You may have decided as you age that life is less about you and more about others, from children to grandchildren and beyond. You may have chosen to become of service to your community and lead in some respect for the benefit of others. However, looking at the trees, this is less about shifting your focus to others, and more about becoming wider. It is not about disappearing yourself so much as becoming large enough to hold yourself and others. This requires an important process of questioning your defenses and softening to release the previous boundaries and grow so as to create a new space for yourself and others. This is about leadership in community building.

Inner calm and leadership

I moved into a brand new office space about a year ago. I have been struck at people’s reaction whenever I have meetings in this office. So often, I hear the very same phrases: “oh it feels so nice in your office; it is calm and peaceful here; I love coming to your office.” I wondered what it was in this office that had such an impact on people. Our work environment is highly stressful, with a pervasive state of uncertainty when it comes to people’s future in the organization. I have developed an ability to maintain a sense of calm in the midst of the surrounding chaos. People seem able to feel this calmness just coming to my office, as if it was activating their own sense of calm.

We all need to be able to reconnect with our sense of calmness to function in this world, and I have come to realize that in today’s chaotic world, people are looking at those of us who can connect to this inner calm to cope themselves, and lead the way for others to weather the storm. People are increasingly caught up in either emotions throwing them off when disturbing news come their way, or unrelenting thoughts about what might happen next. Both emotions and thoughts activate each other in a vicious circle that get them confused and helpless in the face of external challenges, even if this does not (yet) affect them directly.

It should be helpful to remember that you do not need to fully understand what is happening around you, nor to anticipate what will happen to you in future. You only need to locate the stillness within, at the center of your heart, to find composure in most situations. You only need to find peace with what is happening, let it come without resistance, and let it pass. Leaders have an innate clarity about that process and the place within, which can help others recognize their own.

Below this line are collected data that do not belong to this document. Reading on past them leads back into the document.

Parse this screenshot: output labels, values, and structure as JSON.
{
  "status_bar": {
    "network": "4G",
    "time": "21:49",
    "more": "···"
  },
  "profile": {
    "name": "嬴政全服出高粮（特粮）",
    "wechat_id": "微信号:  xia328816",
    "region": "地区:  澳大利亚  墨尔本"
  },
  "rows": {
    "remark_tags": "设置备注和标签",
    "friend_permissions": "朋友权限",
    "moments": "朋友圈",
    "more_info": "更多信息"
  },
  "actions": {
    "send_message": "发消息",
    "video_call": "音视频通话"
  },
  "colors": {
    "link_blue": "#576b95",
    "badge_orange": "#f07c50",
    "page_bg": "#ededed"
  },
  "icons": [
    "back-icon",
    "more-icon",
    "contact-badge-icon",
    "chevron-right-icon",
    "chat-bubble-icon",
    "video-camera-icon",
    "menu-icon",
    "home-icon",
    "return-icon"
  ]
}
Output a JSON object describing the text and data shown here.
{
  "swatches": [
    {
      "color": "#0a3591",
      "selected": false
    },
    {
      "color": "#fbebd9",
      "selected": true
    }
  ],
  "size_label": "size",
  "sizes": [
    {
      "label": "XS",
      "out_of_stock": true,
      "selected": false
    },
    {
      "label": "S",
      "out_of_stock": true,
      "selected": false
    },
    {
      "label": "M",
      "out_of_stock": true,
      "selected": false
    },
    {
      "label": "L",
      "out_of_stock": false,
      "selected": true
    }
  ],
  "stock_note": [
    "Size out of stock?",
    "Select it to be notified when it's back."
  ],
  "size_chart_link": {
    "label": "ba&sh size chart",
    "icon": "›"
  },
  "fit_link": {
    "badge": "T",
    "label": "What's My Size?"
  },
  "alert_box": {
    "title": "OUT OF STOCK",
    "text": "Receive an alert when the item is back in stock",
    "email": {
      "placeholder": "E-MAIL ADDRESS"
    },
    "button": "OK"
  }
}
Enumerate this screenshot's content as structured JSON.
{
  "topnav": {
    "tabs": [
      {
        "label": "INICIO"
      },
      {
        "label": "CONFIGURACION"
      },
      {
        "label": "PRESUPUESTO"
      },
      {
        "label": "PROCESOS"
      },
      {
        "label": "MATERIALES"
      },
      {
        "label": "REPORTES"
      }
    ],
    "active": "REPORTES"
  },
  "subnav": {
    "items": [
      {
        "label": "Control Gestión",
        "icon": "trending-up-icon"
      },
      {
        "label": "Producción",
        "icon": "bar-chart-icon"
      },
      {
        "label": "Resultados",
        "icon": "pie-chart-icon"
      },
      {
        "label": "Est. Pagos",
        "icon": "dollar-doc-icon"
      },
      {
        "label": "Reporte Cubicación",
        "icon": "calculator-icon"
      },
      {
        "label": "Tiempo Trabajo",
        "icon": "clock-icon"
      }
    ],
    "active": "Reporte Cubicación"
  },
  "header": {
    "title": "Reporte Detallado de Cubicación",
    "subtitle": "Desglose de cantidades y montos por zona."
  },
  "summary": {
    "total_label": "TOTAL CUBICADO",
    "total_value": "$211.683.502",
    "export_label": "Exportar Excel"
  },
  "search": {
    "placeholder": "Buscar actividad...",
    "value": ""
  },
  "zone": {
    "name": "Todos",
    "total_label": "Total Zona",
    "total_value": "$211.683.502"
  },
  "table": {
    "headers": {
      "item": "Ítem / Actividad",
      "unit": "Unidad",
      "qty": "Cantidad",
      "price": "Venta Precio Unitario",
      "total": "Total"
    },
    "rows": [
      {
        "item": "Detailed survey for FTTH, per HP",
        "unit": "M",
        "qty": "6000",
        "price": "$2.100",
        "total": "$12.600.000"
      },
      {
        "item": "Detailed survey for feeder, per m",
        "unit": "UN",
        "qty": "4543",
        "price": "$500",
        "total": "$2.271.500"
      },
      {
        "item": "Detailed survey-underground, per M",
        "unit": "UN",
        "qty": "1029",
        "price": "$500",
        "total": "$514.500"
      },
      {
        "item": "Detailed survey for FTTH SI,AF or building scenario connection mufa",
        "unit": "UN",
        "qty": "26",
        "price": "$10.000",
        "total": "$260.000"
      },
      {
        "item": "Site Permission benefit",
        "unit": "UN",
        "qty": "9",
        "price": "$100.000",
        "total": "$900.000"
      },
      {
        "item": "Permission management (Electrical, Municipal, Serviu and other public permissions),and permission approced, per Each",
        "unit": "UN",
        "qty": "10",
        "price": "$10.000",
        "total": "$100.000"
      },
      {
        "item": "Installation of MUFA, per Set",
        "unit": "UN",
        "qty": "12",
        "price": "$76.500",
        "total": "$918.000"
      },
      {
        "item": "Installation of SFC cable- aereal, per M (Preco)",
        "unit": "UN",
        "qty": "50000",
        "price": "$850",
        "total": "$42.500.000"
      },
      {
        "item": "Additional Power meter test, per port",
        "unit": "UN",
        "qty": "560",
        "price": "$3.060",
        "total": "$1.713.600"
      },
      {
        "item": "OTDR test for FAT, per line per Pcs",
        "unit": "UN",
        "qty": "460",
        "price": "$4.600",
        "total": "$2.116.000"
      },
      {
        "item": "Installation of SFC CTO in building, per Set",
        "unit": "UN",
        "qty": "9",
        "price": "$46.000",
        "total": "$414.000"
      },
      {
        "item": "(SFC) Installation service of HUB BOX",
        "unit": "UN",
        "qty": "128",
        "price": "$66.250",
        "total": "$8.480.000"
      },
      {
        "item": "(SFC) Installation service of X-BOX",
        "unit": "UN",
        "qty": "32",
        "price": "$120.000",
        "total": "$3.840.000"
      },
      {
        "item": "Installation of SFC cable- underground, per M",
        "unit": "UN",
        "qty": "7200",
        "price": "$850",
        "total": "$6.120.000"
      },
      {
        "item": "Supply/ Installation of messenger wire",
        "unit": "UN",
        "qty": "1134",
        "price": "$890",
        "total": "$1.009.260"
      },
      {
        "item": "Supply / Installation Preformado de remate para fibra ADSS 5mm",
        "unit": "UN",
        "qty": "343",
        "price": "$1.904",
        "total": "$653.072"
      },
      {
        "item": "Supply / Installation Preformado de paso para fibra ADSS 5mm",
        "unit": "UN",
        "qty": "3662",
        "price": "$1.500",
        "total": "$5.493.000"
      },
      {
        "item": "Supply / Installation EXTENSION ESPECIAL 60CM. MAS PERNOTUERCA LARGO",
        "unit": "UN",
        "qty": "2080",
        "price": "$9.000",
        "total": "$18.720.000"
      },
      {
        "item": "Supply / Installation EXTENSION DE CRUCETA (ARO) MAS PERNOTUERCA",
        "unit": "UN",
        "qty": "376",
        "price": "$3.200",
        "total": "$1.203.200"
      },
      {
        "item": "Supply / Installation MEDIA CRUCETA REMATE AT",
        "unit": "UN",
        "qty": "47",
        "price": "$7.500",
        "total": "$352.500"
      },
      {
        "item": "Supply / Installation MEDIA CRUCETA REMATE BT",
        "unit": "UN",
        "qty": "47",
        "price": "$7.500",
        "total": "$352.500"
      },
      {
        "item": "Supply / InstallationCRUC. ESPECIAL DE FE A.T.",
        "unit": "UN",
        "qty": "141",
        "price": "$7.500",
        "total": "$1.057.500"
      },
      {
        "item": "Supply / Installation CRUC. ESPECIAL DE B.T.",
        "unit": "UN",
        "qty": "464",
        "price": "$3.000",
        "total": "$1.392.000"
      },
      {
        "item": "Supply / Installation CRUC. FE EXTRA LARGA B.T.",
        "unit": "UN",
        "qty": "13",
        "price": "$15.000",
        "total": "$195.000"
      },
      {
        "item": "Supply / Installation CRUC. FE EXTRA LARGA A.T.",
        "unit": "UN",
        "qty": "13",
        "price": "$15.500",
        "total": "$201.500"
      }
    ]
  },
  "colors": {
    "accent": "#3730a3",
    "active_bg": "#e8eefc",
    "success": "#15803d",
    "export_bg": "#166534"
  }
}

Taking the Lead of your Information Space

As the U.S. mid-term elections result came through all of my media outlets, I realized once more how much time and space in my life is devoted to following international news, and how little control I have in the choice of news I am getting. The longstanding practice of selecting various sources to ensure a balanced daily intake of information has been challenged by the sheer amount of information coming from an increasing number of outlets with websites and social media, in addition to printed press, television, and radio. The pervasive presence of the media is part of many people’s everyday life, and quite apart from the challenge of selecting one’s information, I am increasingly aware of the crowding experience in one’s brain and the triggering effect on our emotional state. Do you feel as I do, oversaturated to the point of seeking a break from an information overdose?

We are subjected to an insidious flow of negative and stressful news day in and day out, just as we are now discovering the addiction phenomenon with the dopamine connection of liking posts on social media and the negative impact of not getting any “likes” to our posts… As we consciously walk back from this over-stimulation to enjoy a few days of quiet and disconnect (assuming we still can), we may come to realize the miraculous impact of creating a void in our daily routines. Creating space around ourselves, emptiness, is an invitation to new things to appear in your clutter-free life.

You have a choice and an opportunity to lead the way in your own life. Research shows that news, especially images, have a direct effect on your emotions, moods, and stress levels–not to mention your relationships. Free of the constant external stimuli, you have a chance to refocus your attention inward and resort to your own imagination for stimulation, creating what you desire, rather than reacting to the soap opera unfolding around you. New ideas will present themselves to you more readily, and you may even get around to developing a more conscious relationship to the news and external entertainment, controlling the time and type of media exposure you decide to accept for yourself.